Approximately 30 years ago a very important study on exercise was conducted. The study was called the Dallas Bed Rest and Training Study. Researchers recruited 6 college students to literally spend their summer in bed.
  • After just three weeks in bed, the subjects experienced deterioration in cardio-vascular fitness that was equivalent to twenty years of aging.
  • Thirty years later, five of the six subjects were retested. 
  • Only two had continued to exercise with any regularity, and all had gained weight and body fat. 
  • Even so, the declines from thirty years of actually aging were less than those they had suffered during the original three weeks of bed rest. 
  • Immediately after being tested, the five men were put on an aerobic exercise pro-gram, which included regular walking, jogging, and cycling. 
  • In just six months, the declines they had suffered over the previous thirty years were completely reversed
Heiden, E., M. Testa, et al. (2009). Faster, Better, Stronger, HarperCollins

A group of students were gathered to participate in an exercise study.

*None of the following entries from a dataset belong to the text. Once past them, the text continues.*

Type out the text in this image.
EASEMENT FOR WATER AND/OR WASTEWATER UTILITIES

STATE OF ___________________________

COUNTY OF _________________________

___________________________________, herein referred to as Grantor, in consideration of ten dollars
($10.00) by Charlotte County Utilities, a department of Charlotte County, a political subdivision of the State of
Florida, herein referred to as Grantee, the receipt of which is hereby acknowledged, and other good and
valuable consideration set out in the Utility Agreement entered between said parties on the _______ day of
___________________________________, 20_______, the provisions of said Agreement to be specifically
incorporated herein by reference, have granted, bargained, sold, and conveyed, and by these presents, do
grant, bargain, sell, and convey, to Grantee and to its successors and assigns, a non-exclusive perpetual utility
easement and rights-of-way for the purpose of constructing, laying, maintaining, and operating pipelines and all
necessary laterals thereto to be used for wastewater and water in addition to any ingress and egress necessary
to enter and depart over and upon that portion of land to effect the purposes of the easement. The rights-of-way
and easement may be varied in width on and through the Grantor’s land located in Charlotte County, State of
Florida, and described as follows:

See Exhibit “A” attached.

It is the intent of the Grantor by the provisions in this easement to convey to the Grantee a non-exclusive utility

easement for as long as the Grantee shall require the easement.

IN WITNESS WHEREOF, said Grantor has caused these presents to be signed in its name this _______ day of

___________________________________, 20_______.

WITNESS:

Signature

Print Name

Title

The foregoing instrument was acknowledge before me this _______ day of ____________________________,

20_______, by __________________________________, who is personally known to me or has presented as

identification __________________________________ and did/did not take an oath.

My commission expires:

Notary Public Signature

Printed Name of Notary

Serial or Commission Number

  • The first group of students was asked to exercise at least once for twenty minutes during the next week. All they had to do was to do a single 20 minute exercise. After the week, it was found that only 29% complied with the instruction. 
  • A second group of students was given the same challenge, along with detailed information about the significant role exercise plays in reducing the risk of heart disease, an attempt to further motivate them. Following the week, it was found that 39% of them complied with the instruction. 
  • A third and final group were asked to commit to exercising at a specific time, on a specific day, at a designated location. For this group, compliance more than doubled to an extraordinary 91%.
Looks like a little exercise can go a long way to make you healthy and feeling younger.  Setting up a specific time and place seems to help us stick with it.